Into a cultural moment already roiling with political theater, border issues and gun violence drops “Narcos,” a new series from Netflix that chronicles the rise of Pablo Escobar, whose ruthless monomania was matched only by his enduring antihero popularity.
Two decades after being shot by the Colombian National Police, the man who fueled cocaine use in the U.S. and founded the Medellin cartel, who had officials and agents assassinated and thousands of Colombians slaughtered, remains larger than life, the subject of countless articles, books and films. In Medellin, tourists go on guided Pablo tours.
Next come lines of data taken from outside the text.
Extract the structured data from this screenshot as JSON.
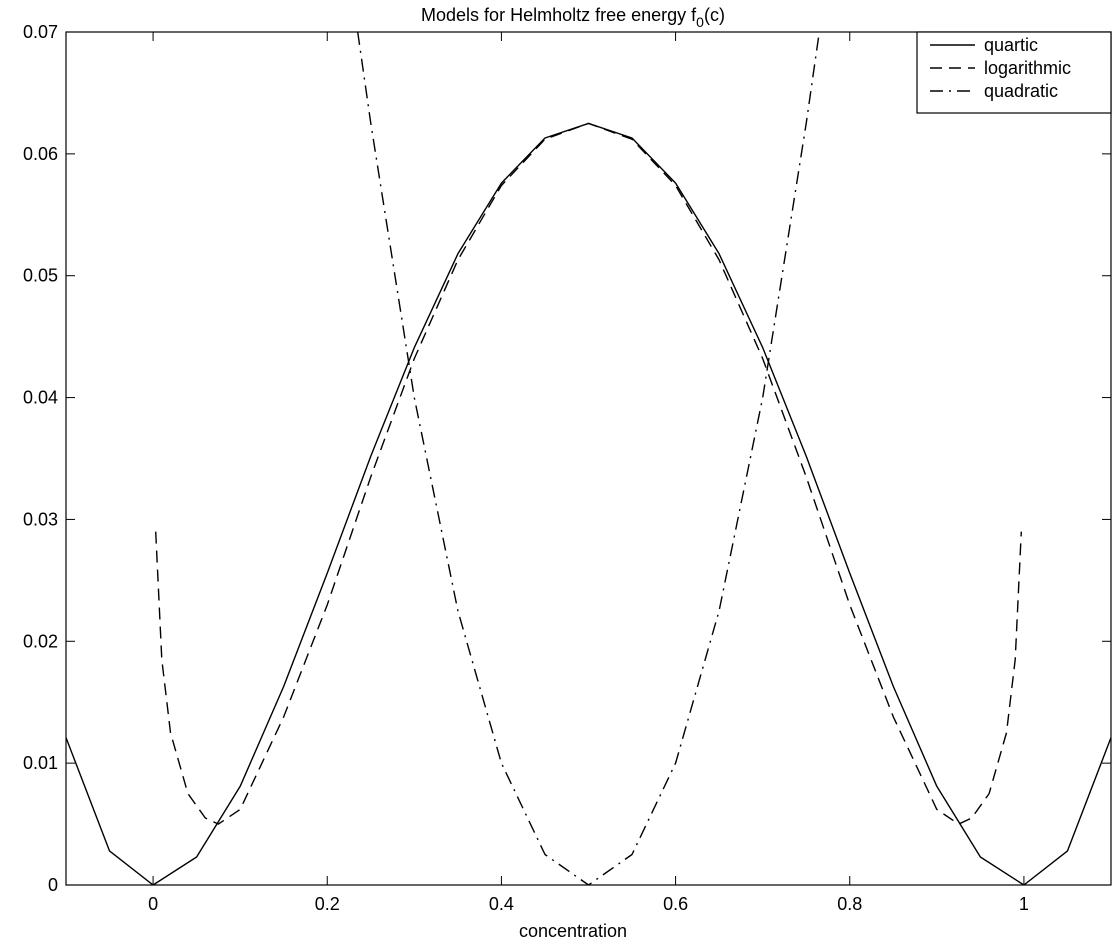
{
  "chart_data": {
    "type": "line",
    "title_main": "Models for Helmholtz free energy f",
    "title_sub": "0",
    "title_tail": "(c)",
    "xlabel": "concentration",
    "ylabel": "",
    "xlim": [
      -0.1,
      1.1
    ],
    "ylim": [
      0,
      0.07
    ],
    "xticks": [
      0,
      0.2,
      0.4,
      0.6,
      0.8,
      1
    ],
    "xtick_labels": [
      "0",
      "0.2",
      "0.4",
      "0.6",
      "0.8",
      "1"
    ],
    "yticks": [
      0,
      0.01,
      0.02,
      0.03,
      0.04,
      0.05,
      0.06,
      0.07
    ],
    "ytick_labels": [
      "0",
      "0.01",
      "0.02",
      "0.03",
      "0.04",
      "0.05",
      "0.06",
      "0.07"
    ],
    "grid": false,
    "legend_position": "top-right",
    "series": [
      {
        "name": "quartic",
        "style": "solid",
        "x": [
          -0.1,
          -0.05,
          0,
          0.05,
          0.1,
          0.15,
          0.2,
          0.25,
          0.3,
          0.35,
          0.4,
          0.45,
          0.5,
          0.55,
          0.6,
          0.65,
          0.7,
          0.75,
          0.8,
          0.85,
          0.9,
          0.95,
          1.0,
          1.05,
          1.1
        ],
        "y": [
          0.0121,
          0.0028,
          0,
          0.0023,
          0.0081,
          0.0163,
          0.0256,
          0.0352,
          0.0441,
          0.0518,
          0.0576,
          0.0613,
          0.0625,
          0.0613,
          0.0576,
          0.0518,
          0.0441,
          0.0352,
          0.0256,
          0.0163,
          0.0081,
          0.0023,
          0,
          0.0028,
          0.0121
        ]
      },
      {
        "name": "logarithmic",
        "style": "dashed",
        "x": [
          0.003,
          0.01,
          0.02,
          0.04,
          0.06,
          0.075,
          0.1,
          0.15,
          0.2,
          0.25,
          0.3,
          0.35,
          0.4,
          0.45,
          0.5,
          0.55,
          0.6,
          0.65,
          0.7,
          0.75,
          0.8,
          0.85,
          0.9,
          0.925,
          0.94,
          0.96,
          0.98,
          0.99,
          0.997
        ],
        "y": [
          0.029,
          0.0185,
          0.0125,
          0.0075,
          0.0055,
          0.005,
          0.0062,
          0.0138,
          0.023,
          0.0335,
          0.0432,
          0.0513,
          0.0574,
          0.0612,
          0.0625,
          0.0612,
          0.0574,
          0.0513,
          0.0432,
          0.0335,
          0.023,
          0.0138,
          0.0062,
          0.005,
          0.0055,
          0.0075,
          0.0125,
          0.0185,
          0.029
        ]
      },
      {
        "name": "quadratic",
        "style": "dashdot",
        "x": [
          0.235,
          0.25,
          0.3,
          0.35,
          0.4,
          0.45,
          0.5,
          0.55,
          0.6,
          0.65,
          0.7,
          0.75,
          0.765
        ],
        "y": [
          0.07,
          0.0625,
          0.04,
          0.0225,
          0.01,
          0.0025,
          0,
          0.0025,
          0.01,
          0.0225,
          0.04,
          0.0625,
          0.07
        ]
      }
    ]
  }
}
That addictive combination of brutality, enormous wealth and personal charisma, which fuels so many careers and genres of fiction, is precisely what creators Chris Brancato, Eric Newman and Carlo Bernard and director Jose Padilha attempt to explore with “Narcos,” which begins streaming Friday. It’s a grand if inconsistent experiment that, from the moment it opens with a definition of magic realism, wears its considerable ambitions on its sleeve.
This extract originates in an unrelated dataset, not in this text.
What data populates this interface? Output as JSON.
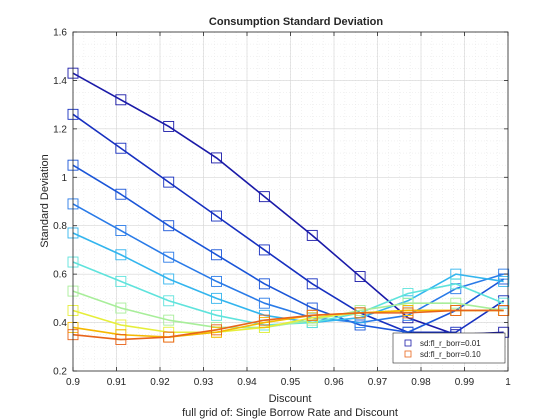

“There’s a reason magic realism was invented in Colombia,” we are told right off the bat by DEA Agent Steve Murphy (Boyd Holbrook), as if to prepare us for evocations of Gabriel Garcia Marquez or Isabel Allende. Instead, we get a gangster tale super-sized by sheer volume (So much coke! So much money! So much violence!), sprinkled with ideology (communism, militarism, liberation theology) and loosely wrapped in the larger context of nostalgia for the ’80s and America’s war on drugs.